Ma secondo i consumatori i piccoli negozi hanno un futuro? Si, per la maggioranza – il 52% – degli intervistati, ma per il 46 % sono destinati a scomparire.

“Questi numeri – commenta Masi – implicano diverse considerazioni. Innanzitutto, che gli operatori commerciali non possono limitarsi a subire i cambiamenti delle abitusini di consumo, ma reagire ad essi crescendo professionalmente, a cominciare dell’utilizzo dei nuovi mezzi di comunicazione. Il commercio, in altre parole, non vive più di posizioni di rendita. Ma anche le istituzioni devono fare la loro parte nel sostegno un settore che, come hanno affermato i consumatori nella nostra indagine, contribuisce a rendere più sicura la città (65%) e ad essere un punto di riferimento della comunità (77%). In che modo? Innanzitutto mettendo fine alla politica di sviluppo dei grandi e dei medi centri commerciali, politica che è fuori dal tempo, come dimostrano le difficoltà in cui versano alcuni importanti player della Gdo. E’ un fatto che oggi manchi un reale equilibrio nella rete distributiva, da compensare in diversi modi. Ad esempio, per quanto stimolando la presenza nei centri storici e nei centri di vicinato di nuove attività professionali, come l’artigianato informatico e i servizi alle persone”.

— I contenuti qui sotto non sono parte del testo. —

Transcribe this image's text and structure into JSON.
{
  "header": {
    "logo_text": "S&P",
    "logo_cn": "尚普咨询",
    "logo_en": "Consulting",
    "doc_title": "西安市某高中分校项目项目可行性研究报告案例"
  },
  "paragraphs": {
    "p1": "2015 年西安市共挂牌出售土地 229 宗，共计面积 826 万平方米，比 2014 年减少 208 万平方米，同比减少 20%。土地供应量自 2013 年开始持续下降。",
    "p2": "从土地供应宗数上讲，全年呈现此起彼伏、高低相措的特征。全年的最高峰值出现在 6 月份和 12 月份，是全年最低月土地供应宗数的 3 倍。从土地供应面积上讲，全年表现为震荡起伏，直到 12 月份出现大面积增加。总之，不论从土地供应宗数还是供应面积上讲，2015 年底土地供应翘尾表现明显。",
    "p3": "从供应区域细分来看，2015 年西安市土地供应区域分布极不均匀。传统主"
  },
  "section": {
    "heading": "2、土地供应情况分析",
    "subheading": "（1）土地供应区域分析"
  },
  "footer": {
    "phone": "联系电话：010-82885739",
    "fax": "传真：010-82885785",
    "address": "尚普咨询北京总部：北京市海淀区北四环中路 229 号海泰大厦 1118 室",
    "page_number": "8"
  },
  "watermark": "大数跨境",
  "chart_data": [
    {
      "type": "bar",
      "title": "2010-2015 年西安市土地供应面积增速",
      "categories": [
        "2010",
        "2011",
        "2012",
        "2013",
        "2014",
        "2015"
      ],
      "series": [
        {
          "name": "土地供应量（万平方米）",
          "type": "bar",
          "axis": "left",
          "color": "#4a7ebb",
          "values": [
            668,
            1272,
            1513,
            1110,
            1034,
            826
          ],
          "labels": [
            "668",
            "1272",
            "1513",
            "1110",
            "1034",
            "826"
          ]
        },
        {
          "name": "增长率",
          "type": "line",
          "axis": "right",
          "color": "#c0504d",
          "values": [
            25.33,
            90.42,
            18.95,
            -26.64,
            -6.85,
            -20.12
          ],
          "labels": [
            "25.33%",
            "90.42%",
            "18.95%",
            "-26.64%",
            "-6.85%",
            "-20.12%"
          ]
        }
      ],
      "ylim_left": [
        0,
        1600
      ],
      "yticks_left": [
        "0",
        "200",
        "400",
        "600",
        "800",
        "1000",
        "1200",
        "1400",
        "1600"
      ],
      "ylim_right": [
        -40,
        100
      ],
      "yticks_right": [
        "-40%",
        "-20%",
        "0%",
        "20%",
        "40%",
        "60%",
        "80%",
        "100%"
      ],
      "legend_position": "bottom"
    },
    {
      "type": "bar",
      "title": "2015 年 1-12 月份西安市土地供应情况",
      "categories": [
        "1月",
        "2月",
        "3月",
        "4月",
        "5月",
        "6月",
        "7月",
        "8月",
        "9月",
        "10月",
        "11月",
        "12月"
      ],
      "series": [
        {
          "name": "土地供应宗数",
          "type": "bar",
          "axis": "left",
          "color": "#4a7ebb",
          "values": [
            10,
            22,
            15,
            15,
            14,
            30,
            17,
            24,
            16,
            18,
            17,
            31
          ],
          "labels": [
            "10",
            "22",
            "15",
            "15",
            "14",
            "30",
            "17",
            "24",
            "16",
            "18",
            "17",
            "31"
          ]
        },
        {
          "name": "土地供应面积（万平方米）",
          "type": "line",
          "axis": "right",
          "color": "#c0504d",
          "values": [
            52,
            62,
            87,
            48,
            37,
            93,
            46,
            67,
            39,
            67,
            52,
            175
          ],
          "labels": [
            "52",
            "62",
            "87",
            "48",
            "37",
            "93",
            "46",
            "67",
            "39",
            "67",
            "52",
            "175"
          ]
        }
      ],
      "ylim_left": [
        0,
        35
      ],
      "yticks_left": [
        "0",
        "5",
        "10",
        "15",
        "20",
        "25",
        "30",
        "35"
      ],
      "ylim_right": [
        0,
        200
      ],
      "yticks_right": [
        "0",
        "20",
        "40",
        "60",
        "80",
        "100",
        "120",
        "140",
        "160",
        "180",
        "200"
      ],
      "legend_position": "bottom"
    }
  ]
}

“Le nostre proposte sono diverse. Innanzitutto – propone Masi – sburocratizzando e detassando, per almeno tre anni, i cambi d’uso dei locali del Centro. Poi calmierando gli affitti abbattendo, ad esempio del 50% l’Imu ai proprietari che decidano di ridurre i canoni di locazione dei negozi e laboratori, aderendo ad una specifica convenzione. Poi, ancora, prevedendo sconti su tasse e imposte comunali, come quelle sulla pubblicità, la Tosap ecc. per i primi anni di attività delle nuove imprese che si localizzano nel centro”.